Google has been subject to the EU Court of Justice’s “right to be forgotten” law—a requirement that search engines delist requested pages from results—for years. The law enables anyone in the EU to pressure companies like Google to take down search results they don’t like. But this week, Google is pushing back against efforts to expand the right to be forgotten globally.
During a hearing at the European Court of Justice on Tuesday, France’s privacy watchdog the “Commission Nationale de l’Informatique et des Libertes” argued that websites delisted under the EU law should be also delisted across all Google domains around the world, the BBC reported. Google, meanwhile, continues to argue that expanding the law would turn it into a censorship tool in “less democratic” systems of government.
Tuesday’s hearing, which reportedly involved 15 court judges and around 70 stakeholders, also reportedly weighed the issue of how the expansion of the right to be forgotten law might be applied to other search engines and social networks. The court will reportedly make a ruling early next year, according to the Telegraph.
An annual Transparency Report Google released in February revealed that the search giant has received an outstanding number of takedown requests—about 2.4 million requests from 2014 through 2017. Google says it has complied with 43 percent of these requests.
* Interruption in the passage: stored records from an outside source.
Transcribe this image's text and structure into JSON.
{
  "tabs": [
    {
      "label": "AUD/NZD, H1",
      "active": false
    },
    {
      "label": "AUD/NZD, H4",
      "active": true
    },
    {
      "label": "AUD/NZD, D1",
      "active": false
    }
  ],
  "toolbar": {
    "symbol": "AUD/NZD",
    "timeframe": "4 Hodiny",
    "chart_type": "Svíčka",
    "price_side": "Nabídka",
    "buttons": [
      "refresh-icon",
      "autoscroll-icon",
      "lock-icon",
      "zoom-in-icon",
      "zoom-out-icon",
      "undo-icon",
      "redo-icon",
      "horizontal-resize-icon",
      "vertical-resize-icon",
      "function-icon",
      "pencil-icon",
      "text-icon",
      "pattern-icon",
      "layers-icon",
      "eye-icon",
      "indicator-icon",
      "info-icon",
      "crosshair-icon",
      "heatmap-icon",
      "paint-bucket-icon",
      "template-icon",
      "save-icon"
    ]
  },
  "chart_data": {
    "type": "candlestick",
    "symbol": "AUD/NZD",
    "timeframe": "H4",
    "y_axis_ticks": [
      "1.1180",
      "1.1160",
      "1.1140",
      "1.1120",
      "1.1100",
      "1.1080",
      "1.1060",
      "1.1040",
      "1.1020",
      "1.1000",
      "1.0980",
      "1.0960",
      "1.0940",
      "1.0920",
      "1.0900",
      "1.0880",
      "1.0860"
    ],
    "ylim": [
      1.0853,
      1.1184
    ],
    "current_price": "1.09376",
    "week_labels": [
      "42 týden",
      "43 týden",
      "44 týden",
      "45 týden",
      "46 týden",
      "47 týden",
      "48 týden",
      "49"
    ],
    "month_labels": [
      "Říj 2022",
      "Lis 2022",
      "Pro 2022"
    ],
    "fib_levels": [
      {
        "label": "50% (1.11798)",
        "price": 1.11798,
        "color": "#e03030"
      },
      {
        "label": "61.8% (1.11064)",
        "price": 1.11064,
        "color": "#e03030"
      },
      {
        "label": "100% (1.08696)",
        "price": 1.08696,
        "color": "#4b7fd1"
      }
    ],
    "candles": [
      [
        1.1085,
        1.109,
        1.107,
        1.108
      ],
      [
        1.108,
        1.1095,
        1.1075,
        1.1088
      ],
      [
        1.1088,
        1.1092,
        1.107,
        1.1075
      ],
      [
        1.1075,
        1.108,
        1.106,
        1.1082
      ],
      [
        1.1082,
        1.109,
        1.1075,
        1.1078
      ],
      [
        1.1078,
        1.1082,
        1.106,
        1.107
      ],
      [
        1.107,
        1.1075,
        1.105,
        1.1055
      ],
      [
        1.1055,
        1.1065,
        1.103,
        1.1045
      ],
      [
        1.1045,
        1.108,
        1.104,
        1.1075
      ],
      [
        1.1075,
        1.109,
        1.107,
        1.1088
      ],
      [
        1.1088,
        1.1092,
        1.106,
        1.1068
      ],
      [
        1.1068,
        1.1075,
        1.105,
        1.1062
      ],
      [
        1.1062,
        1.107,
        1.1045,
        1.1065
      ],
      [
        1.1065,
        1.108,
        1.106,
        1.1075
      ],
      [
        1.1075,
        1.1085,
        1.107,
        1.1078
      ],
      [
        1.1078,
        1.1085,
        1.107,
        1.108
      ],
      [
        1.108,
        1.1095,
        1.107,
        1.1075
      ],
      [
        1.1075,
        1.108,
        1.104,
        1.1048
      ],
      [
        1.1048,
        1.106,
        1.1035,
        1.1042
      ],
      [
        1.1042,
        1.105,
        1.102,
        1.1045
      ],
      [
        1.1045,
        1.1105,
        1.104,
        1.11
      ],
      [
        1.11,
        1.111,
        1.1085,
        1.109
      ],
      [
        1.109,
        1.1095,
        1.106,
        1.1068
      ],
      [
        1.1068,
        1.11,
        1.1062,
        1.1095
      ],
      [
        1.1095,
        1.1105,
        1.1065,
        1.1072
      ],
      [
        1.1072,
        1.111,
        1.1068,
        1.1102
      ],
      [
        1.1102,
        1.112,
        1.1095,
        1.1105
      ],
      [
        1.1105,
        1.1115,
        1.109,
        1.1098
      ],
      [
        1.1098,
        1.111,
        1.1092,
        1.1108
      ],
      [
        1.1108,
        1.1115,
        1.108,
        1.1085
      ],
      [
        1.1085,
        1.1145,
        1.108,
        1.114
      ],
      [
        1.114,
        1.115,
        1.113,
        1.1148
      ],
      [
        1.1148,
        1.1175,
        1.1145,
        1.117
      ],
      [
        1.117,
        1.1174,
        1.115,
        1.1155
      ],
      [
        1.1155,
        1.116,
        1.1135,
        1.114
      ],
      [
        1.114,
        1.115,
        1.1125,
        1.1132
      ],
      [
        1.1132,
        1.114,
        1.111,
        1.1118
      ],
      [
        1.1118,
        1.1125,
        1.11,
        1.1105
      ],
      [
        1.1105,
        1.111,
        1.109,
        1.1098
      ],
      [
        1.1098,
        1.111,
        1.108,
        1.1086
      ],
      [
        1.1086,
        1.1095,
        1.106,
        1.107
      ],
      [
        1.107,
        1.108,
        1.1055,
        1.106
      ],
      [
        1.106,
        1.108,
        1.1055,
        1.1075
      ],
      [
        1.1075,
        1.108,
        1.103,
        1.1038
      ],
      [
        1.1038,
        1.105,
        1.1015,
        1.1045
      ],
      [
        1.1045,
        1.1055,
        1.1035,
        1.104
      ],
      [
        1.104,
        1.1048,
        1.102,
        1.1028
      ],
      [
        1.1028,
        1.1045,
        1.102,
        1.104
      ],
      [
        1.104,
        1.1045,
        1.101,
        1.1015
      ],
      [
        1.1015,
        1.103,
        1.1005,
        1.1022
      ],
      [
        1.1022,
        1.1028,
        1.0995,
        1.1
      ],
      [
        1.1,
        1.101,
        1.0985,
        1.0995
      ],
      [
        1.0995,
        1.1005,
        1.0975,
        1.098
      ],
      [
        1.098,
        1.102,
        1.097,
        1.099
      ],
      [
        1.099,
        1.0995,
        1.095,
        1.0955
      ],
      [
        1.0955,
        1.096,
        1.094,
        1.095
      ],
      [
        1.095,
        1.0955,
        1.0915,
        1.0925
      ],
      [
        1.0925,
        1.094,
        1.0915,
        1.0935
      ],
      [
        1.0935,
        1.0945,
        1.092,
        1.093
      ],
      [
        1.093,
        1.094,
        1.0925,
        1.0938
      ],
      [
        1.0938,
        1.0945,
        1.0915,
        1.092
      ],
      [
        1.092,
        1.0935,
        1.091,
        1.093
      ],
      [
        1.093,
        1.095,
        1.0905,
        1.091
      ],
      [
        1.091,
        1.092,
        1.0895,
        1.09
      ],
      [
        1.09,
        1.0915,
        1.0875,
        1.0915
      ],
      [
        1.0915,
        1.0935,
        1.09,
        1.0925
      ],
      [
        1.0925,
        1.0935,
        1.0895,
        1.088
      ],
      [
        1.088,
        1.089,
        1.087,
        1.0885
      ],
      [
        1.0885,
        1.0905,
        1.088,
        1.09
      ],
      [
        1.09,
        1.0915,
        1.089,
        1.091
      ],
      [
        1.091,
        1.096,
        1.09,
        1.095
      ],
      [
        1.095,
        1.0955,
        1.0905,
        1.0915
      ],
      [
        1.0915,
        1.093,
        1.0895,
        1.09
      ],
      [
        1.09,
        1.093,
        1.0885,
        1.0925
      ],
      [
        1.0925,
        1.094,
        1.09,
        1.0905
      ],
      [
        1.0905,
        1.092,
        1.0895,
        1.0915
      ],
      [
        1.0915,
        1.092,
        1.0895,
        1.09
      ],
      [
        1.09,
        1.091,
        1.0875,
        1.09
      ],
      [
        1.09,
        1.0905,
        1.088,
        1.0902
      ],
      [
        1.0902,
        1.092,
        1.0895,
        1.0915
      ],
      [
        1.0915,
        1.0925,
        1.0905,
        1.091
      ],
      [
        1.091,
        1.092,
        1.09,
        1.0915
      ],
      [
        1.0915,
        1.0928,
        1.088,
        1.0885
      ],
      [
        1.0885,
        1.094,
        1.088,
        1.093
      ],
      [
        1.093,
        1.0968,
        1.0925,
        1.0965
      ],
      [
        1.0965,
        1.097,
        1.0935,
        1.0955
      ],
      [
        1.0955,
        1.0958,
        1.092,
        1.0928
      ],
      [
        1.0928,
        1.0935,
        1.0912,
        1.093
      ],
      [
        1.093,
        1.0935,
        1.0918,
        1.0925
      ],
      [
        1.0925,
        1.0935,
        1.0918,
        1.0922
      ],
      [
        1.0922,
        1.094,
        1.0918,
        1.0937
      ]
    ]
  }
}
While Google has complied with the right to be forgotten law since 2014, it has fought back against the ruling since day one. The tech giant’s opposition toward worldwide expansion during Tuesday’s hearing is hardly a surprising stance.
“We’re speaking out because restricting access to lawful and valuable information is contrary to our mission as a company and keeps us from delivering the comprehensive search service that people expect of us,” Google SVP and General Counsel Kent Walker wrote in a blog post in November 2017. “But the threat is much greater than this. These cases represent a serious assault on the public’s right to access lawful information.”